There was some common ground, however, in that there is a clear divide within the Republican Party. On this divide, Mr. Houvouras stated, “Absolutely, there is clearly an obvious fascist-leaning side of the Republican Party. And because the moderates have not pushed back hard enough against this in the last 5-6 years, they are now reaping what they have sown. If they had had some pushback, we say this about other countries all the time, when we look at countries where there is an Islamic fascist government in charge, such as Iran, we are always like ‘where are the moderates?’ and what we are seeing in our country is that we are no different in that the moderates haven’t done enough.”

While sharing similar thoughts about the divide within the GOP, Mr. Whitcomb sees the split differently, saying, “It is going in three directions: you got your Trump and who’s going down with that train, you got the establishment, which many people in the Freedom Caucus think McCarthy is an establishment guy who will keep doing the same things, then you got your new ‘I don’t want Trump, and I don’t want establishment.'”

In contrast, the Democrats were united around Rep. Hakeem Jeffries, who received all 212 votes from his party (when all members were present), receiving more votes than Speaker McCarthy in the majority of rounds. With this, he became the first African-American lawmaker to lead a party in Congress.

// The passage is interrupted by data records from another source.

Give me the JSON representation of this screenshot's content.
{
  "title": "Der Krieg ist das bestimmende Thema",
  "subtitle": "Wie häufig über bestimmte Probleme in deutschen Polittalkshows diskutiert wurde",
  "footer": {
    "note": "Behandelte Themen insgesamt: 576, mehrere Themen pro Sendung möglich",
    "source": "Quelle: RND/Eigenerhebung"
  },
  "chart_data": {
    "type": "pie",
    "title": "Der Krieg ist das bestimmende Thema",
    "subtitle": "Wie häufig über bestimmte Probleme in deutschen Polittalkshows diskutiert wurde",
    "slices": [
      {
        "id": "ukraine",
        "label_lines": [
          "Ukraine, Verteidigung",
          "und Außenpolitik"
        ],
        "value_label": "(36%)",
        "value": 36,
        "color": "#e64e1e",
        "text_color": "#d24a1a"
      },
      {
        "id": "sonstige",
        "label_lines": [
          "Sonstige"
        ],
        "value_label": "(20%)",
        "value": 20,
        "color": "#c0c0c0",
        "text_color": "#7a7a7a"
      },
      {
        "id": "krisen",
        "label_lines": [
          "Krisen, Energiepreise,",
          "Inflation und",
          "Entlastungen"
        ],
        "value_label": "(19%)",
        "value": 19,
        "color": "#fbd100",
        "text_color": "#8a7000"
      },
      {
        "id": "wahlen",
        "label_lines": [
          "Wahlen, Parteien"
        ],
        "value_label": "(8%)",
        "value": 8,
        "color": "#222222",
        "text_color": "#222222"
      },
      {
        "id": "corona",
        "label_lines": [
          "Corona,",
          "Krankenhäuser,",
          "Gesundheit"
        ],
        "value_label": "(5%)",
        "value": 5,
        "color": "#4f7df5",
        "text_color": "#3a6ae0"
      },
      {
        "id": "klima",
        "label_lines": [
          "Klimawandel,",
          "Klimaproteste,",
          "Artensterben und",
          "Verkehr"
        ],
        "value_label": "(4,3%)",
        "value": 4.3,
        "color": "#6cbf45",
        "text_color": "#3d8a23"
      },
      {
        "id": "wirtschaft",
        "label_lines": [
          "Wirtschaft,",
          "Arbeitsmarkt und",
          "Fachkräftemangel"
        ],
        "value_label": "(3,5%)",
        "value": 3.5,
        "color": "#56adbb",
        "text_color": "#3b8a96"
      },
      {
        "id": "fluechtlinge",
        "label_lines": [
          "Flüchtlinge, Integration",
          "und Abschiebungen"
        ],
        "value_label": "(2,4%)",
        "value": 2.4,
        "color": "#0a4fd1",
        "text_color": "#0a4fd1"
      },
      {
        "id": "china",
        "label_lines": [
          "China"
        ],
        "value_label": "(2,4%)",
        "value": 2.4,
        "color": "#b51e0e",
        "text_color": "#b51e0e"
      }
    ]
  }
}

Following a disappointing midterm cycle for the GOP, this divisiveness leaves a lot of questions left to be answered looking forward. With the 2024 presidential cycle less than 2 years away, presidential campaigns will start in late 2023. At this time, Republican leaders and voters alike will have to decide whether to throw their support behind Trump once again, or whether to move on to someone new.